City to City students will work on projects through the Spring Semester. Students will travel from Cambridge to New Orleans over spring break to meet and consult with their alumni clients, and continue to work on projects. Here is a list of potential projects:
The City of New Orleans has requested that students help tackle the blight problem in New Orleans. Here is a list of other projects needed in New Orleans. (PDF)
- Turning the Corner: Building on an analysis of street corners located throughout New Orleans, students will work for the City of New Orleans to investigate how corners can be a catalyst for redevelopment. Can we identify and catalogue the mix of businesses and retail establishments on the corner? What elements draw and repel people to the area? What factor(s) need to be taken into account when considering the redevelopment of a corner?
- School Zones: Given that FEMA has allocated $2 billion for school rebuilding in New Orleans, how can neighborhoods within a five block radius of the new schools, leverage investment for redevelopment action. Students will work for the City of New Orleans to inventory, track and propose ideas for redevelopment in these school zones. Can schools be hubs for development? Are the schools part of the neighborhoods if the students attending the school live outside of the neighborhoods? Are elementary schools better hubs than middle schools? What mix of retail or service is appropriate as within a school zone?
- Neighborhood Partnership Network: How can neighborhoods learn about and participate in policy issues that affect their neighborhoods? Students will work for a neighborhood advocacy group to develop an information strategy to educate, inform and respond to resident concerns on blight, governance, health care and/or multi-network neighborhood economic development.
- Transport: How can planners in City of New Orleans think about and plan for new bikeways, transit lines, parking, among other transit oriented development? Students will work with DUSP Alums at TFNOLA to survey, investigate and propose ideas related to transit-oriented development.

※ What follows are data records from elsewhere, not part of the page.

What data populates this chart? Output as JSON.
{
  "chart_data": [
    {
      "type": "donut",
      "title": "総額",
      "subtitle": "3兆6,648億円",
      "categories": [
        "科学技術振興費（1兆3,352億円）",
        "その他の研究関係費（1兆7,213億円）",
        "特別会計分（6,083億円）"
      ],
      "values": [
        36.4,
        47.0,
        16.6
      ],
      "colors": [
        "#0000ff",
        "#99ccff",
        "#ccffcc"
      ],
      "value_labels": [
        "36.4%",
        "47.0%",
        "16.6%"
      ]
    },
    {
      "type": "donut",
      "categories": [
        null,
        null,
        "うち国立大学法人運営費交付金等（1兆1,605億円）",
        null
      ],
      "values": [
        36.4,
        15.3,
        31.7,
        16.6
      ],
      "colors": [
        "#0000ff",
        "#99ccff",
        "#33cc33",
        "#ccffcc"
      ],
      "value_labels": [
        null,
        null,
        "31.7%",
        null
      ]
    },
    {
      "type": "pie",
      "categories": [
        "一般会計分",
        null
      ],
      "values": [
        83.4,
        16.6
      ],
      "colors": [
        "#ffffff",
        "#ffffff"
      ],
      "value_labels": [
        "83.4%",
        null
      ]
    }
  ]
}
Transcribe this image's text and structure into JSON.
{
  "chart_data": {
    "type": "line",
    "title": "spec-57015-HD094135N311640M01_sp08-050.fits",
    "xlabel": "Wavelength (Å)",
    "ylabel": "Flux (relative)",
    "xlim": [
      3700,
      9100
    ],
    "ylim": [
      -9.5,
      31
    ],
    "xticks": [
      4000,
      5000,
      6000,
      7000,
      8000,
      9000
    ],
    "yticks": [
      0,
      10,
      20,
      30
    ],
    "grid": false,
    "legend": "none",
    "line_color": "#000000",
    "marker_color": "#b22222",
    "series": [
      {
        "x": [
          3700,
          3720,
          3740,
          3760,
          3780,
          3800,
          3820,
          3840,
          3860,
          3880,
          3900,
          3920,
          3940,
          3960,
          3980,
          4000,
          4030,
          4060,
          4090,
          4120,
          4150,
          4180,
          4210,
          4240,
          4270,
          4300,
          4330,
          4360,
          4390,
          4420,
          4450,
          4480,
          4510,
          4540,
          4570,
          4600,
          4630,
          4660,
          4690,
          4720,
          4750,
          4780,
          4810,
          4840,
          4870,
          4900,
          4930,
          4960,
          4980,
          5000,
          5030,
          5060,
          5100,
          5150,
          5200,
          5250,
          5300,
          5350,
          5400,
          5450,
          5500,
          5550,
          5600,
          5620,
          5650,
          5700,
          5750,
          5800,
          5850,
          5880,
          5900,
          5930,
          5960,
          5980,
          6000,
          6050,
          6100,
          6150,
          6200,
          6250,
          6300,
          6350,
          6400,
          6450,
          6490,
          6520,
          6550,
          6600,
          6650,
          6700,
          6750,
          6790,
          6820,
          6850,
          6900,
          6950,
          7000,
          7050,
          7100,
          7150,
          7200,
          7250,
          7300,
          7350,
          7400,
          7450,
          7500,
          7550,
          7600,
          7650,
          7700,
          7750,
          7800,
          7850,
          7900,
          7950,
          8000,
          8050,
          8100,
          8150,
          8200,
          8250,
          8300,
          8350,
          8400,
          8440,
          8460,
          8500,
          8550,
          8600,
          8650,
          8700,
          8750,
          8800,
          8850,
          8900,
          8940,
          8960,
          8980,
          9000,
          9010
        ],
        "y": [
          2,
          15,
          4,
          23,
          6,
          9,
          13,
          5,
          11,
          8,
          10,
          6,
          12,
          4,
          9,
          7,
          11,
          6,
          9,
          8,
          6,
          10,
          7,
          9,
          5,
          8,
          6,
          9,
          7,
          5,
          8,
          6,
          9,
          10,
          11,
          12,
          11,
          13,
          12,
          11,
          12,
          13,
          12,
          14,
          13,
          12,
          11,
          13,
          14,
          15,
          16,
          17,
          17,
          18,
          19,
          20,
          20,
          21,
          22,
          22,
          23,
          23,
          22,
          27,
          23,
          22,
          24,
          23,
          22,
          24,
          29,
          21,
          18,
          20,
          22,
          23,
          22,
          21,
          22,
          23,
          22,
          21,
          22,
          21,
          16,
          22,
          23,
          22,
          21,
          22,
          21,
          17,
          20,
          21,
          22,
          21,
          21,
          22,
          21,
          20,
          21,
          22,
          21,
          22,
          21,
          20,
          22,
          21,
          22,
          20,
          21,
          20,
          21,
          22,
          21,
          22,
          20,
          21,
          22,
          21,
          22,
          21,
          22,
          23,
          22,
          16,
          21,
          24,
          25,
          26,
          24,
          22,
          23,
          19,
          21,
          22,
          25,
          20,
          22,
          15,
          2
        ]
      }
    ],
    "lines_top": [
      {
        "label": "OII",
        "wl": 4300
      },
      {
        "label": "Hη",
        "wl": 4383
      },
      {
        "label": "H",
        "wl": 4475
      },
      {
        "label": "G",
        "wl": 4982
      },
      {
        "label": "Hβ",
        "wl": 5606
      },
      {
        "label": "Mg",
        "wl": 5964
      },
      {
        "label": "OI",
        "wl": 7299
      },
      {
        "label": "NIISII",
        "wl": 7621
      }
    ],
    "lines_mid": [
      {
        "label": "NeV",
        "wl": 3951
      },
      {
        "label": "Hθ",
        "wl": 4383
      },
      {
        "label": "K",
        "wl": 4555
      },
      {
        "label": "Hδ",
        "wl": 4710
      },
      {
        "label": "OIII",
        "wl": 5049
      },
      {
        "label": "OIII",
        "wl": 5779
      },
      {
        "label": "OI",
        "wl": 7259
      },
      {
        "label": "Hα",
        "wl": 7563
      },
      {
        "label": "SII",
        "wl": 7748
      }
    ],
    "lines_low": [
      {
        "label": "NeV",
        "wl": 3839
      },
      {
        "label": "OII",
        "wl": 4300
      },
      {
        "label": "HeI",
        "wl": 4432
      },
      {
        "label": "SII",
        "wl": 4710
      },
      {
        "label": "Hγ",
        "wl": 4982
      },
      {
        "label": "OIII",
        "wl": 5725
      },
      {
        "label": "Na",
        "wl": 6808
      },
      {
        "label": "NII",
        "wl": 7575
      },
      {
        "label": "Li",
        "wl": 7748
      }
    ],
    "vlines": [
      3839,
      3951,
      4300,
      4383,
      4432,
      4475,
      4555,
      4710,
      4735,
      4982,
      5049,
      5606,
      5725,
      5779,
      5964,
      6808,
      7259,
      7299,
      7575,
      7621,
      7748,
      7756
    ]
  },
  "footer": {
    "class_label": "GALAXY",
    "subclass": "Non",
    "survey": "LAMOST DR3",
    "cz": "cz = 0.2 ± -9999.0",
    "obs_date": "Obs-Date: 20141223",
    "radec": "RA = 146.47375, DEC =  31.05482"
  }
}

- Design Standards, Enforcement and Regulations: While rebuilding is what New Orleans wants, some design types do not meet the design regulation standards. New buildings are being built too high, ignore set back requirements, and new neon high-resolution signs are non-conforming. These and other new building efforts can violate design standards and can cause angst within a neighborhood. But what are the standards? How can we peel back the layers of regulations to get a learner sense of what standards should be met?. How can planners foster growth and development while weeding out what doesn't work or fit with the area?
We will use history, social and political science, technical tools including GIS, digital media, and on-the-ground field experience to explore the complexity of the city to reveal and propose solutions for its many problems. Each student will work within a small group, interacting with faculty, teaching assistants and alumni/ae where s/he will:
- Evaluate current planning problems, solutions and successes,
- Identify and interview and survey stakeholders in a planning environment,
- Work with on-the-ground planners to select an appropriate tool to inform the project team. Tools may include Geographic Information Systems (GIS), GPS planning techniques, cell phones to survey, among other techniques.
- Be exposed through the use of multi-media materials, conversations, readings and planners to the disaster, the people, the processes and the projects that DUSP alumni/ae, graduate students and undergrads continue to develop.